Finance giant pays $5.8 bil for fund fraud that hurt MTA
German financial services giant Allianz agreed to pay a historic $5.8 billion in penalties for the collapse of investment funds that gutted the retirements savings of more than 100,000 people nationwide, including many New York City transit workers, the feds announced Tuesday.
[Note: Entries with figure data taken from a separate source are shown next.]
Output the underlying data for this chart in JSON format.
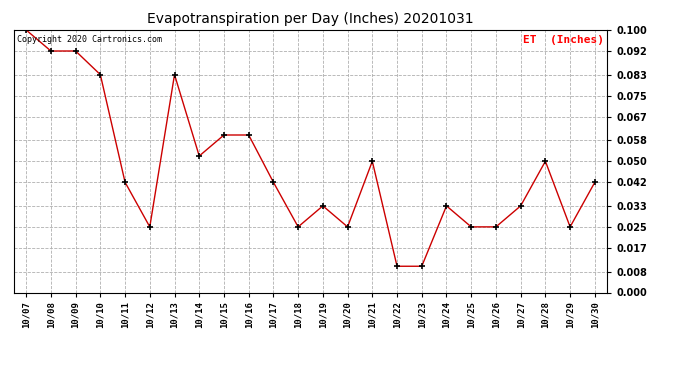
{
  "title": "Evapotranspiration per Day (Inches) 20201031",
  "legend_label": "ET  (Inches)",
  "copyright_text": "Copyright 2020 Cartronics.com",
  "dates": [
    "10/07",
    "10/08",
    "10/09",
    "10/10",
    "10/11",
    "10/12",
    "10/13",
    "10/14",
    "10/15",
    "10/16",
    "10/17",
    "10/18",
    "10/19",
    "10/20",
    "10/21",
    "10/22",
    "10/23",
    "10/24",
    "10/25",
    "10/26",
    "10/27",
    "10/28",
    "10/29",
    "10/30"
  ],
  "values": [
    0.1,
    0.092,
    0.092,
    0.083,
    0.042,
    0.025,
    0.083,
    0.052,
    0.06,
    0.06,
    0.042,
    0.025,
    0.033,
    0.025,
    0.05,
    0.01,
    0.01,
    0.033,
    0.025,
    0.025,
    0.033,
    0.05,
    0.025,
    0.042
  ],
  "line_color": "#cc0000",
  "marker_color": "#000000",
  "background_color": "#ffffff",
  "grid_color": "#b0b0b0",
  "ylim_min": 0.0,
  "ylim_max": 0.1,
  "yticks": [
    0.0,
    0.008,
    0.017,
    0.025,
    0.033,
    0.042,
    0.05,
    0.058,
    0.067,
    0.075,
    0.083,
    0.092,
    0.1
  ],
  "figwidth": 6.9,
  "figheight": 3.75,
  "dpi": 100
}
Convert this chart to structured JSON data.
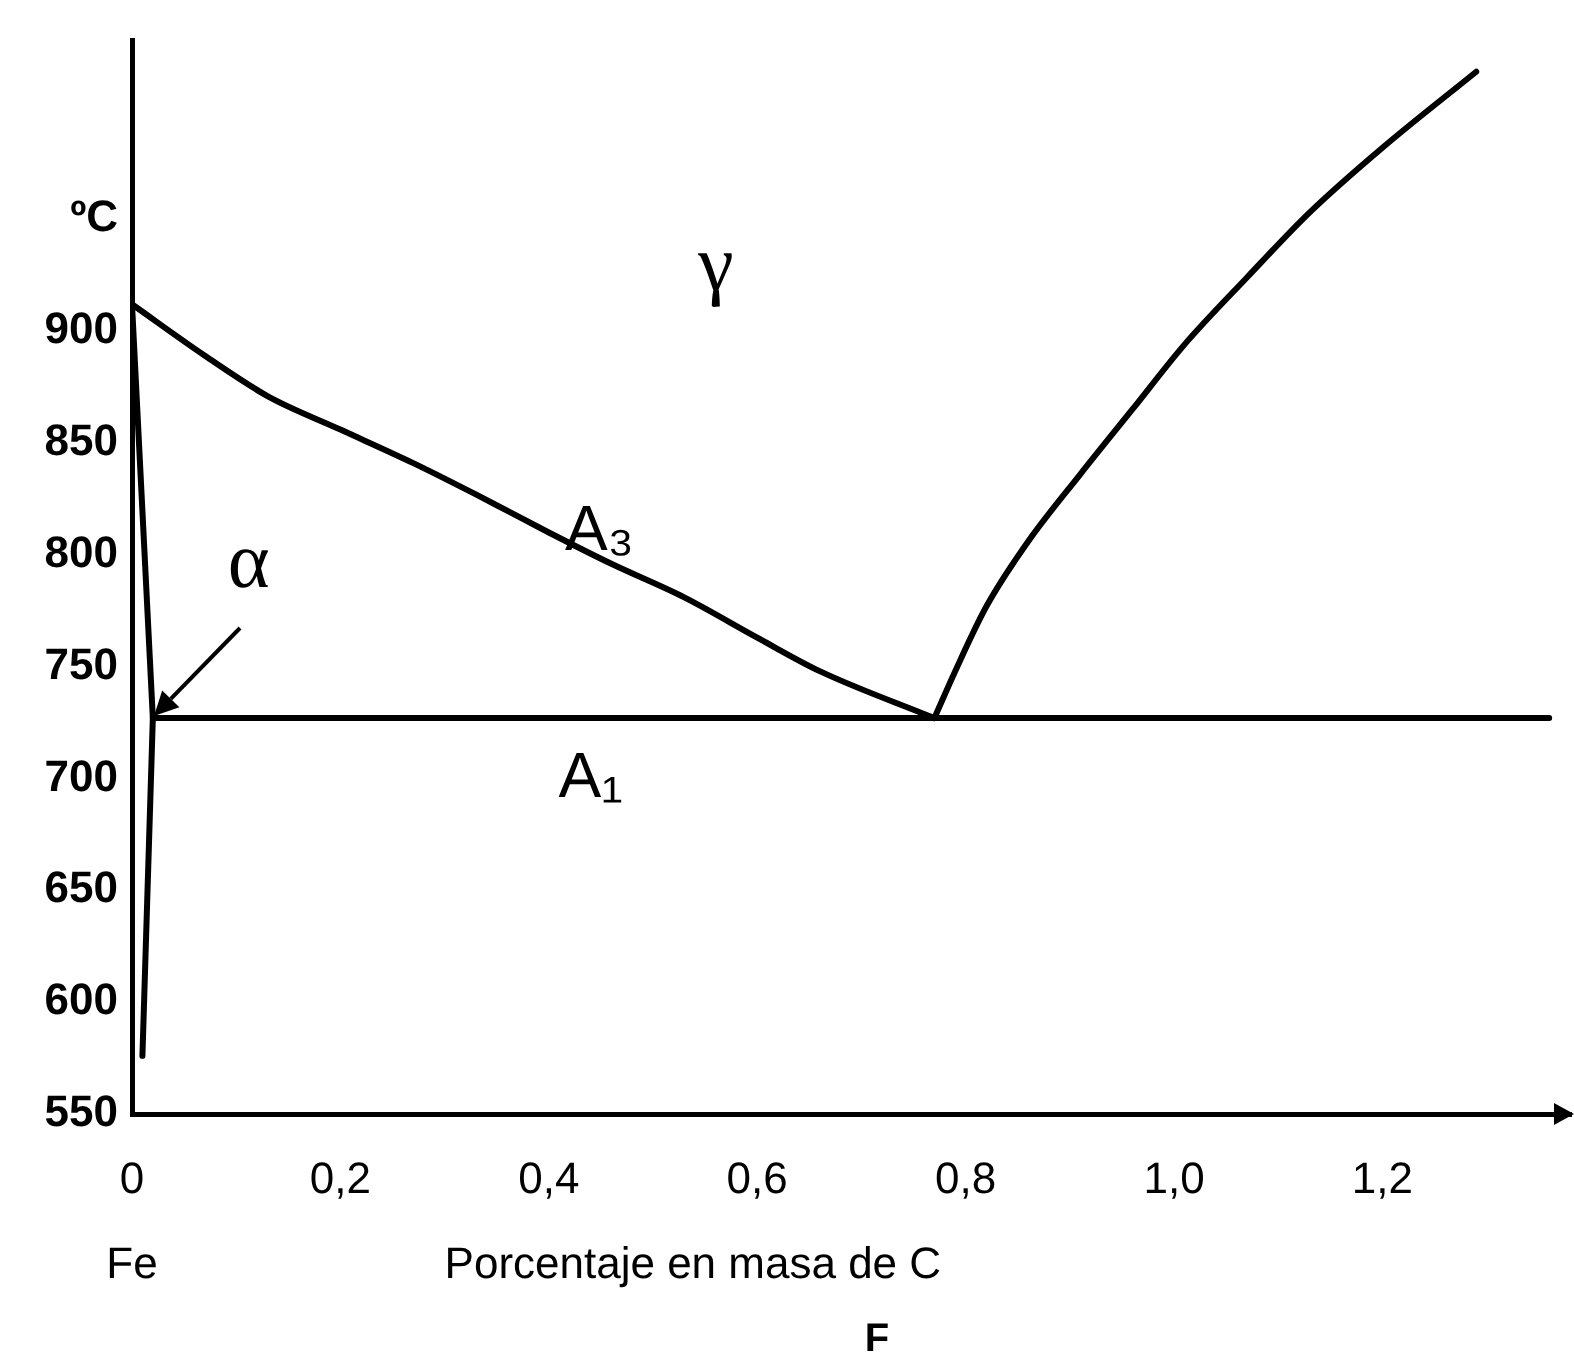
{
  "chart_data": {
    "type": "line",
    "xlabel": "Porcentaje en masa de C",
    "ylabel": "ºC",
    "xlim": [
      0,
      1.38
    ],
    "ylim": [
      550,
      1030
    ],
    "xticks": [
      0,
      {
        "value": 0.2,
        "label": "0,2"
      },
      {
        "value": 0.4,
        "label": "0,4"
      },
      {
        "value": 0.6,
        "label": "0,6"
      },
      {
        "value": 0.8,
        "label": "0,8"
      },
      {
        "value": 1,
        "label": "1,0"
      },
      {
        "value": 1.2,
        "label": "1,2"
      }
    ],
    "yticks": [
      550,
      600,
      650,
      700,
      750,
      800,
      850,
      900
    ],
    "marker": "none",
    "series": [
      {
        "color": "#000000",
        "x": [
          0,
          0.07,
          0.13,
          0.2,
          0.27,
          0.33,
          0.4,
          0.46,
          0.53,
          0.6,
          0.66,
          0.77
        ],
        "values": [
          912,
          889,
          871,
          856,
          841,
          827,
          810,
          796,
          781,
          763,
          748,
          727
        ]
      },
      {
        "color": "#000000",
        "x": [
          0,
          0.02,
          0.01
        ],
        "values": [
          912,
          727,
          576
        ]
      },
      {
        "color": "#000000",
        "x": [
          0.02,
          1.36
        ],
        "values": [
          727,
          727
        ]
      },
      {
        "color": "#000000",
        "x": [
          0.77,
          0.79,
          0.82,
          0.86,
          0.91,
          0.96,
          1.01,
          1.07,
          1.13,
          1.2,
          1.29
        ],
        "values": [
          727,
          748,
          777,
          806,
          836,
          865,
          894,
          924,
          953,
          982,
          1016
        ]
      }
    ],
    "annotations": [
      {
        "text": "α",
        "x": 0.02,
        "y": 727
      },
      "γ",
      "A₃",
      "A₁",
      "Fe",
      "F"
    ]
  }
}
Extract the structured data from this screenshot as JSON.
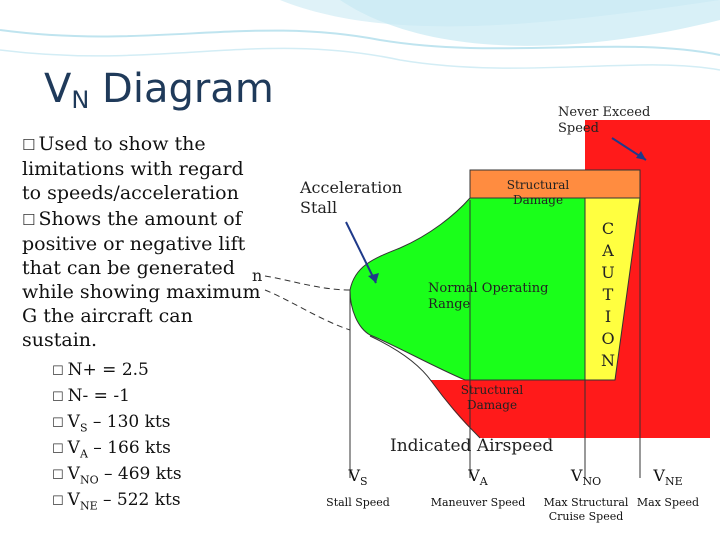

Manhattan U.S. Attorney Damian Williams called the payback “one of the most significant corporate restitutions in history.” As part of the announcement, Allianz’s New York-based, stateside investment division pleaded guilty to securities fraud. Three portfolio managers, Gregorie Tournant, Trevor Taylor and Stephen Bond-Nelson, also were charged for allegedly giving 114 institutional investors false assurances that their money was safe.
A group of investment funds under the portfolio managers’ control collapsed in March 2020 as the COVID-19 pandemic tanked financial markets, prosecutors said, alleging the team used risky investment strategies.
Among the screwed-over investors were representatives of some of the Metropolitan Transportation Authority’s pensions. Prosecutors said that a portion of the funds belonged to city bus drivers, Staten Island Railway workers and other MTA employees.
“In calendar year 2020, when most pension funds made around 10%, the MTA’s funds made zilch,” Transport Workers Union Local 100 said in a statement.
MTA spokesman John McCarthy said the agency sued Allianz in 2020 and reached a settlement over its affected pension funds.
The fraud was widespread and affected a variety of pensioners, “from laborers in Alaska to teachers in Arkansas,” Williams said. They invested with Allianz Global Investors U.S. LLC because they thought it was a “relatively safe investment with strict risk controls,” the top prosecutor said.
Tournant appeared in federal court in Denver to face conspiracy, securities fraud, investment adviser fraud and obstruction charges. He faces up to 40 years in prison if convicted. He raked in $60 million in personal compensation during the six-year
scheme, from 2014 until 2020. According to the indictment, each year from 2015 to 2019 he was among the top two highest-paid employees of Allianz’s U.S. division.
Taylor and Bond-Nelson pleaded guilty in March and are cooperating with prosecutors in the hopes of a lighter sentence. They face up to 30 and 35 years, respectively.
In a statement, Tournant’s lawyer Daniel Alonso described the feds’ case as a “meritless and ill-considered” attempt “to criminalize the impact of the unprecedented, COVID-induced market dislocation of March 2020.”